A inflação atual brasileira, assim como as previsões para 2011 e 2012, está entre as mais elevadas do planeta. A informação foi divulgada nesta quinta-feira (28) pelo Banco Central. Em 12 meses até agosto, quando a inflação brasileira atingiu a marca de 7,33%, ela foi superada somente pela inflação da Índia (acima de 8%) e da Rússia (cerca de 8%). 

Os números mostram que a inflação brasileira, em 12 meses até agosto, ficou acima da inflação da China, em torno de 6%, dos Estados Unidos (pouco abaixo de 4%), além da África do Sul (pouco acima de 5%), do Reino Unido (entre 4% e 5%), da Nova Zelândia (entre 5% e 6%), e da Suécia, Noruega, Colômbia, México e Chile. Estes últimos países estão com inflação corrente todos abaixo de 4%.

As previsões de inflação do Banco Central, de 6,4% para este ano e em torno de 5% para 2012, que constam no relatório de inflação divulgado nesta quinta-feira, também estão acima da estimativa para a grande maioria das nações – sendo superada, novamente, pela Índia, Rússia e África do Sul (só para 2012). Para este ano, a inflação prevista para a Índia está um pouco abaixo de 9% e, para 2012, em torno de 7%. No caso da Rússia, a estimativa para 2011 está em torno de 9% e, para o ano que vem, está um pouco abaixo de 8%. No caso da África do Sul, a estimativa está em 5% para este ano e em aproximadamente 6% para 2012.

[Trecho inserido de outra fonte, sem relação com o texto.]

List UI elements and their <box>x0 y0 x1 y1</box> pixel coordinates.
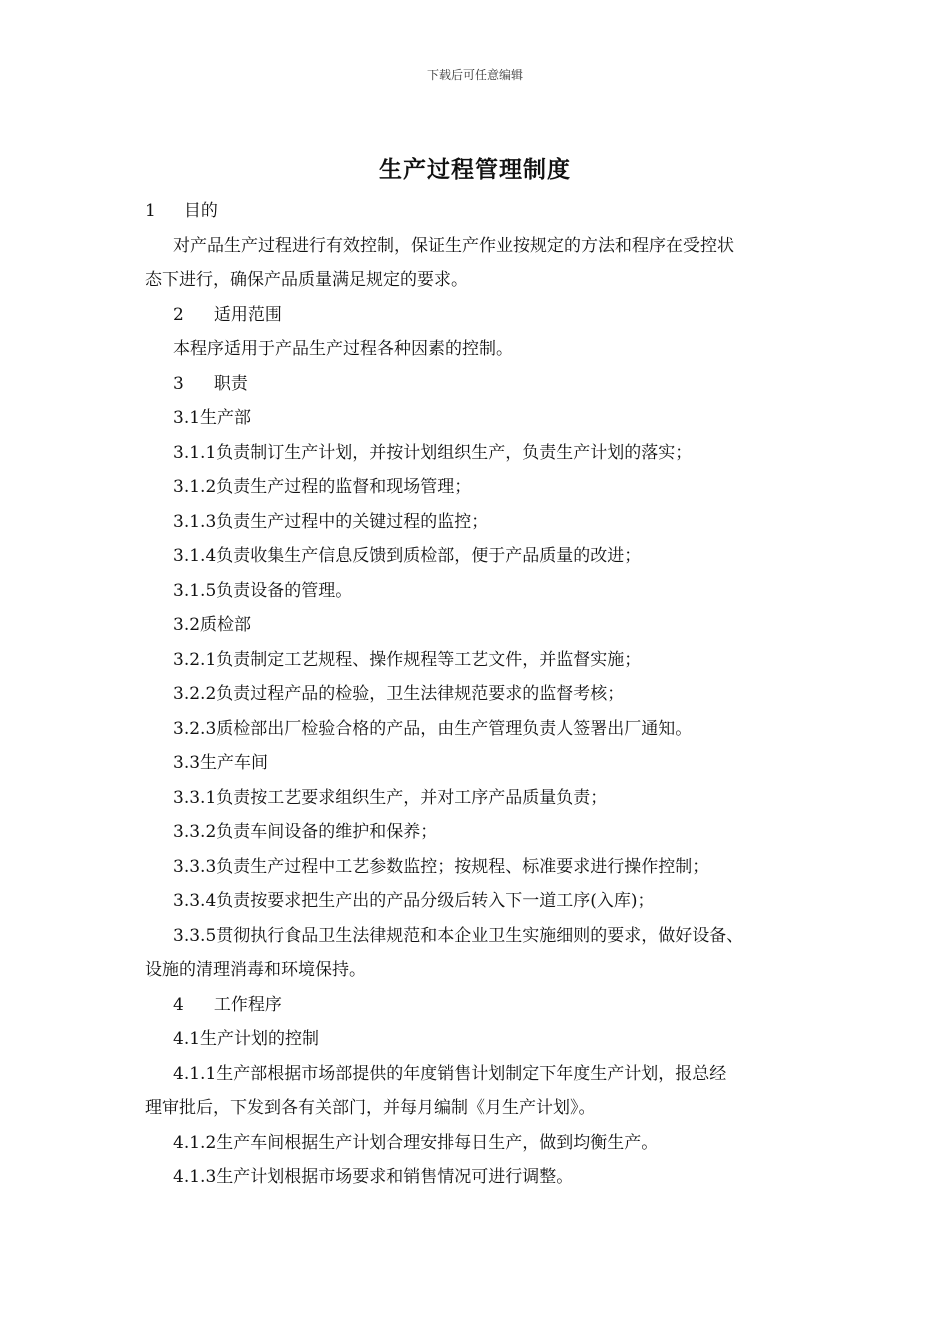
section-number: 1 <box>145 201 156 221</box>
paragraph-line: 对产品生产过程进行有效控制，保证生产作业按规定的方法和程序在受控状 <box>173 235 734 256</box>
section-number: 3 <box>173 373 184 394</box>
subsection-heading: 3.3生产车间 <box>173 753 269 773</box>
subsection-heading: 4.1生产计划的控制 <box>173 1029 320 1049</box>
section-heading-responsibilities <box>145 367 815 402</box>
section-title: 目的 <box>183 201 218 221</box>
list-item: 3.3.1负责按工艺要求组织生产，并对工序产品质量负责； <box>173 787 608 808</box>
list-item: 3.2.3质检部出厂检验合格的产品，由生产管理负责人签署出厂通知。 <box>173 718 693 739</box>
section-title: 职责 <box>213 373 248 394</box>
document-body <box>145 194 815 1195</box>
document-title: 生产过程管理制度 <box>379 156 571 183</box>
list-item: 3.1.5负责设备的管理。 <box>173 580 353 601</box>
list-item: 4.1.1生产部根据市场部提供的年度销售计划制定下年度生产计划，报总经 <box>173 1063 727 1084</box>
section-heading-procedure <box>145 988 815 1023</box>
subsection-heading: 3.2质检部 <box>173 615 252 635</box>
list-item: 4.1.2生产车间根据生产计划合理安排每日生产，做到均衡生产。 <box>173 1132 659 1153</box>
list-item: 3.2.2负责过程产品的检验，卫生法律规范要求的监督考核； <box>173 684 625 704</box>
list-item: 3.1.1负责制订生产计划，并按计划组织生产，负责生产计划的落实； <box>173 442 693 463</box>
list-item: 3.3.5贯彻执行食品卫生法律规范和本企业卫生实施细则的要求，做好设备、 <box>173 925 744 946</box>
section-number: 4 <box>173 994 184 1015</box>
list-item: 3.3.3负责生产过程中工艺参数监控；按规程、标准要求进行操作控制； <box>173 856 710 877</box>
list-item-continuation: 设施的清理消毒和环境保持。 <box>145 960 366 980</box>
page-header-note: 下载后可任意编辑 <box>426 68 523 82</box>
section-number: 2 <box>173 304 184 325</box>
list-item: 3.3.2负责车间设备的维护和保养； <box>173 822 438 842</box>
section-heading-purpose <box>145 194 815 229</box>
list-item: 3.1.3负责生产过程中的关键过程的监控； <box>173 511 489 532</box>
list-item: 4.1.3生产计划根据市场要求和销售情况可进行调整。 <box>173 1167 574 1187</box>
subsection-heading: 3.1生产部 <box>173 408 252 428</box>
section-heading-scope <box>145 298 815 333</box>
list-item: 3.2.1负责制定工艺规程、操作规程等工艺文件，并监督实施； <box>173 649 642 670</box>
list-item-continuation: 理审批后，下发到各有关部门，并每月编制《月生产计划》。 <box>145 1098 596 1118</box>
list-item: 3.1.4负责收集生产信息反馈到质检部，便于产品质量的改进； <box>173 546 642 566</box>
list-item: 3.3.4负责按要求把生产出的产品分级后转入下一道工序(入库)； <box>173 891 655 911</box>
list-item: 3.1.2负责生产过程的监督和现场管理； <box>173 477 472 497</box>
section-title: 工作程序 <box>213 994 282 1015</box>
paragraph-line: 态下进行，确保产品质量满足规定的要求。 <box>145 270 468 290</box>
section-title: 适用范围 <box>213 304 282 325</box>
paragraph-line: 本程序适用于产品生产过程各种因素的控制。 <box>173 339 513 359</box>
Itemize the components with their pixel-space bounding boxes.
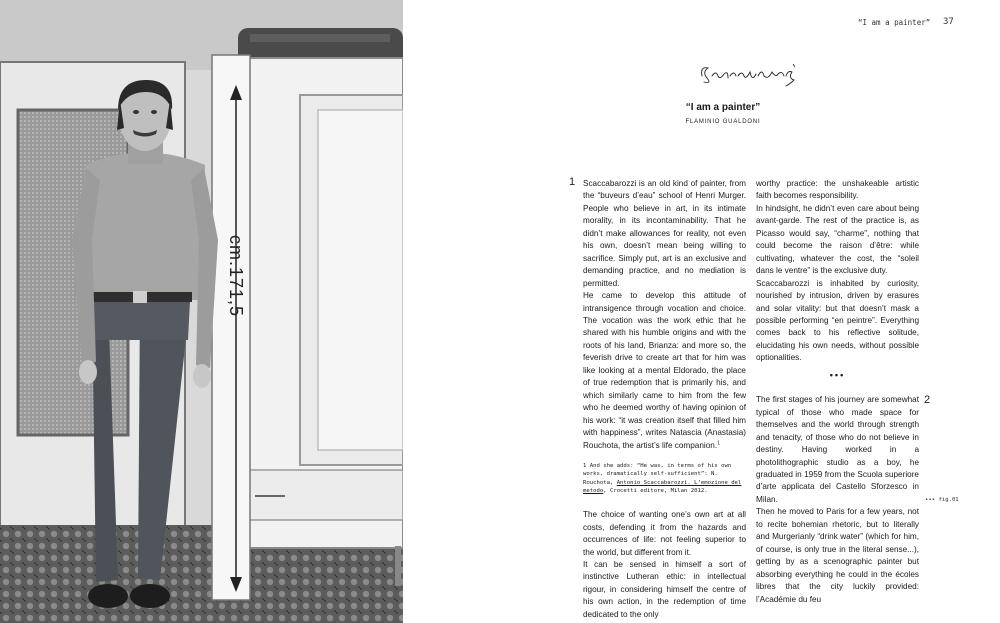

Taxa de juros – Além de ter a inflação entre as mais altas do planeta, os números mostram que a taxa de juros brasileira é a mais elevada do mundo em termos reais – após o abatimento da inflação prevista para o futuro. Atualmente, os juros reais brasileiros estão acima de 5% ao ano, enquanto que, no caso da Índia e Rússia (cuja inflação corrente também está alta, assim como as previsões para 2011 e 2012), estão entre zero e 1% ao ano. A China também possui taxa de juros neste patamar e, no caso dos Estados Unidos, do Reino Unido e da Nova Zelândia, as taxas de juros estão negativas.